Sqoop import related doubt


#1

Does changing the number of mappers in the control arguments vary the output for each new number of mappers? If so, how to choose the correct number mappers during the exam?

Also, How should we decide if the num mappers have to be kept more than one in which case again, how to select a primary key for split by? Will this information be provided during the certification? I believe that the describe table command using sqoop eval could be useful to identify the primary key upon which we can split. Correct me if my approach is wrong.


#2

I think the output would vary as the number of mappers decides how the data will be divided between the mappers. To choose the number of mappers, I am not sure but I have read somewhere that the number of mappers depends on the number of cores or CPU in a cluster. I may be wrong. I would like to hear from someone if it is wrong.

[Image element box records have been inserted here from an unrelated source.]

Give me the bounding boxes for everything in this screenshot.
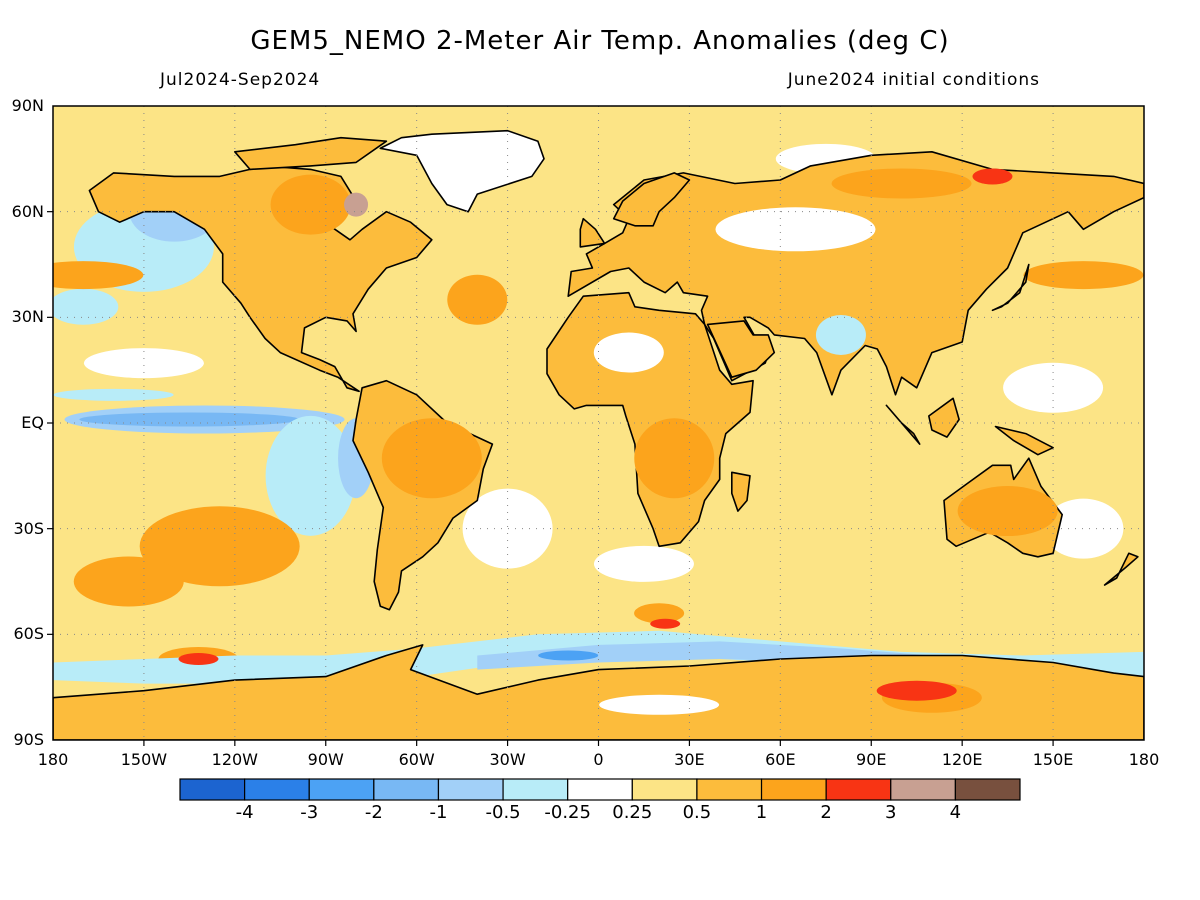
se-pacific-cool <box>265 415 356 536</box>
colorbar-label: 4 <box>949 802 962 823</box>
canada-warm <box>270 174 351 235</box>
brazil-warm <box>381 418 482 499</box>
colorbar-label: 0.5 <box>682 802 712 823</box>
anomaly-shading <box>53 143 1144 684</box>
longitude-label: 60E <box>765 750 796 769</box>
longitude-label: 30E <box>674 750 705 769</box>
south-pacific-hot <box>178 652 219 665</box>
hawaii-neutral <box>83 348 204 379</box>
sumatra <box>885 404 921 445</box>
antarctica-neutral <box>599 694 720 715</box>
north-pacific-warm <box>53 261 144 290</box>
latitude-label: 30S <box>13 518 44 538</box>
longitude-label: 180 <box>37 750 69 769</box>
colorbar-label: 1 <box>755 802 768 823</box>
hudson-extreme <box>344 192 369 217</box>
latitude-label: 90N <box>11 96 44 115</box>
longitude-label: 30W <box>489 750 526 769</box>
latitude-label: EQ <box>21 413 44 432</box>
colorbar <box>179 778 1021 801</box>
tasman-neutral <box>1043 498 1124 559</box>
longitude-label: 150W <box>120 750 168 769</box>
central-pacific-cool <box>53 388 174 401</box>
map-field <box>53 106 1144 740</box>
siberia-hot <box>972 168 1013 185</box>
colorbar-swatch <box>502 778 569 801</box>
longitude-label: 90W <box>307 750 344 769</box>
colorbar-label: -4 <box>235 802 254 823</box>
new-guinea <box>994 425 1054 456</box>
colorbar-label: -0.25 <box>544 802 591 823</box>
longitude-label: 120W <box>211 750 258 769</box>
latitude-label: 60N <box>11 201 44 221</box>
colorbar-label: -1 <box>429 802 448 823</box>
colorbar-swatch <box>308 778 375 801</box>
africa-warm <box>634 418 715 499</box>
greenland <box>379 129 545 213</box>
map-frame <box>52 105 1145 741</box>
north-siberia-warm <box>831 168 972 199</box>
sahara-neutral <box>593 332 664 373</box>
south-atlantic-warm <box>634 603 685 624</box>
longitude-label: 90E <box>856 750 887 769</box>
south-atlantic-neutral <box>462 488 553 569</box>
latitude-label: 60S <box>13 624 44 644</box>
arctic-archipelago <box>234 136 388 171</box>
subtropical-pacific-cool <box>53 288 119 325</box>
longitude-label: 150E <box>1032 750 1074 769</box>
west-pacific-neutral <box>1003 362 1104 413</box>
longitude-label: 180 <box>1128 750 1160 769</box>
north-atlantic-warm <box>447 274 508 325</box>
initial-conditions-label: June2024 initial conditions <box>787 70 1040 90</box>
colorbar-swatch <box>373 778 440 801</box>
south-atlantic-hot <box>650 618 681 629</box>
colorbar-label: -2 <box>364 802 383 823</box>
cold-tongue-core <box>79 412 300 427</box>
cape-neutral <box>593 545 694 582</box>
north-america <box>88 165 433 393</box>
longitude-label: 60W <box>398 750 435 769</box>
longitude-label: 0 <box>593 750 604 769</box>
graticule <box>47 106 1144 746</box>
colorbar-label: -3 <box>300 802 319 823</box>
chart-title: GEM5_NEMO 2-Meter Air Temp. Anomalies (d… <box>250 26 950 56</box>
australia-warm <box>957 486 1058 537</box>
nw-pacific-warm <box>1023 261 1144 290</box>
colorbar-label: -0.5 <box>485 802 521 823</box>
colorbar-swatch <box>179 778 246 801</box>
colorbar-label: 2 <box>820 802 832 823</box>
arabia <box>706 320 776 378</box>
colorbar-swatch <box>631 778 698 801</box>
scandinavia <box>612 172 691 227</box>
colorbar-swatch <box>760 778 827 801</box>
antarctica <box>53 644 1144 740</box>
latitude-label: 30N <box>11 307 44 327</box>
east-antarctica-hot <box>876 680 957 701</box>
borneo <box>928 397 960 438</box>
colorbar-swatch <box>437 778 504 801</box>
sw-pacific-warm <box>73 556 184 607</box>
colorbar-swatch <box>954 778 1021 801</box>
colorbar-swatch <box>696 778 763 801</box>
forecast-period: Jul2024-Sep2024 <box>160 70 321 90</box>
colorbar-label: 0.25 <box>612 802 653 823</box>
new-zealand <box>1103 552 1139 586</box>
latitude-label: 90S <box>13 730 44 749</box>
india-cool <box>815 314 866 355</box>
colorbar-swatch <box>890 778 956 801</box>
hot-spots <box>270 168 1058 715</box>
japan <box>991 263 1030 312</box>
weddell-cold <box>538 650 599 661</box>
madagascar <box>731 471 751 512</box>
colorbar-label: 3 <box>885 802 897 823</box>
colorbar-swatch <box>567 778 633 801</box>
siberia-neutral <box>715 207 876 252</box>
longitude-label: 120E <box>941 750 983 769</box>
south-pacific-warm <box>139 506 300 587</box>
colorbar-swatch <box>244 778 310 801</box>
southern-ocean-cold <box>477 641 932 670</box>
colorbar-swatch <box>825 778 892 801</box>
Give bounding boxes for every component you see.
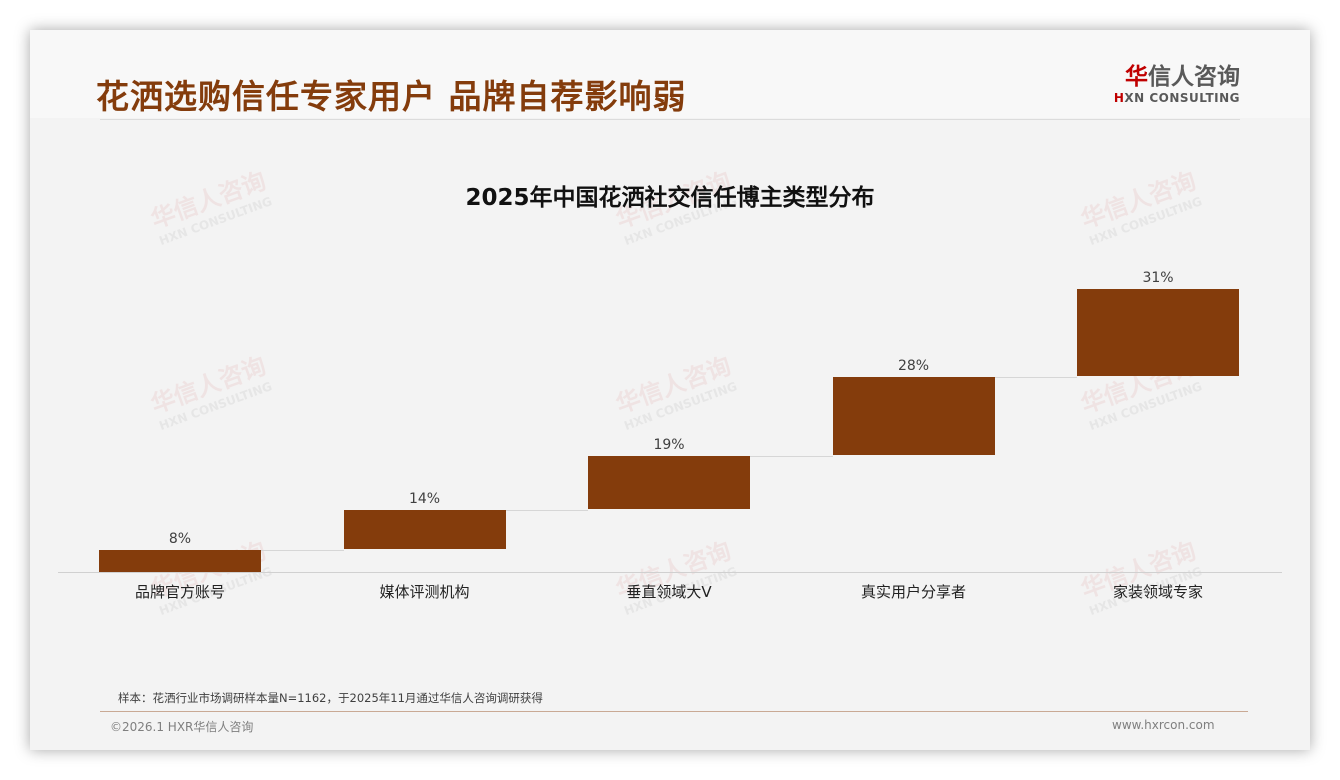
- bar-3: [588, 456, 750, 509]
- sample-note: 样本：花洒行业市场调研样本量N=1162，于2025年11月通过华信人咨询调研获…: [118, 691, 543, 705]
- logo-english-text: XN CONSULTING: [1124, 91, 1240, 105]
- header-band: [30, 30, 1310, 118]
- bar-value-label: 31%: [1142, 270, 1174, 286]
- website-link[interactable]: www.hxrcon.com: [1112, 718, 1215, 732]
- bar-5: [1077, 289, 1239, 376]
- bar-4: [832, 377, 995, 455]
- connector-line: [994, 377, 1077, 378]
- connector-line: [261, 550, 344, 551]
- category-label: 垂直领域大V: [626, 583, 712, 601]
- category-label: 家装领域专家: [1112, 583, 1203, 601]
- chart-title: 2025年中国花洒社交信任博主类型分布: [465, 185, 875, 211]
- logo-chinese: 华信人咨询: [1110, 64, 1240, 90]
- logo-chinese-text: 信人咨询: [1148, 64, 1240, 90]
- bar-value-label: 19%: [653, 437, 685, 453]
- slide: 花洒选购信任专家用户 品牌自荐影响弱 华信人咨询 HXN CONSULTING …: [30, 30, 1310, 750]
- category-label: 媒体评测机构: [379, 583, 470, 601]
- category-label: 真实用户分享者: [860, 583, 966, 601]
- page-title: 花洒选购信任专家用户 品牌自荐影响弱: [96, 77, 687, 116]
- company-logo: 华信人咨询 HXN CONSULTING: [1110, 64, 1240, 105]
- connector-line: [750, 456, 833, 457]
- footer-divider: [100, 711, 1248, 712]
- bar-value-label: 8%: [168, 531, 192, 547]
- title-divider: [100, 119, 1240, 120]
- logo-english: HXN CONSULTING: [1110, 91, 1240, 105]
- copyright-text: ©2026.1 HXR华信人咨询: [110, 720, 254, 734]
- bar-1: [99, 550, 261, 572]
- bar-2: [343, 510, 506, 549]
- bar-value-label: 14%: [408, 491, 441, 507]
- category-label: 品牌官方账号: [134, 583, 225, 601]
- x-axis-line: [58, 572, 1282, 573]
- connector-line: [505, 510, 588, 511]
- logo-mark: 华: [1125, 64, 1148, 90]
- logo-en-mark: H: [1113, 91, 1125, 105]
- bar-value-label: 28%: [897, 358, 930, 374]
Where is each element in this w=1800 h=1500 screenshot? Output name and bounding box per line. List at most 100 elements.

Coming to the second part of the question to select the primary key, the column in the table which has unique values and no null values could be a potential candidate for the primary key. Maybe following could help.
Requirements for using split-by:

  1. The column should be indexed
  2. The column should be densely populated.
  3. The values in the column should be evenly distributed
  4. It should not have null values in it.
  5. Splitting on string field is not intuitive enough

Everything related to the exam I am not aware of it. I have not yet given the examination yet.

Thanks


#3

Thanks Bharat. I figured out that in most cases if the requirement is to filter data out of a column, it’s a safe bet to use where clause and table name while importing the data to hdfs. In rest of the cases where custom transformation is needed, primary key information can be extracted from describe tablename command from sqoop eval and accordingly we can split on that key and provide the adequate number of mappers.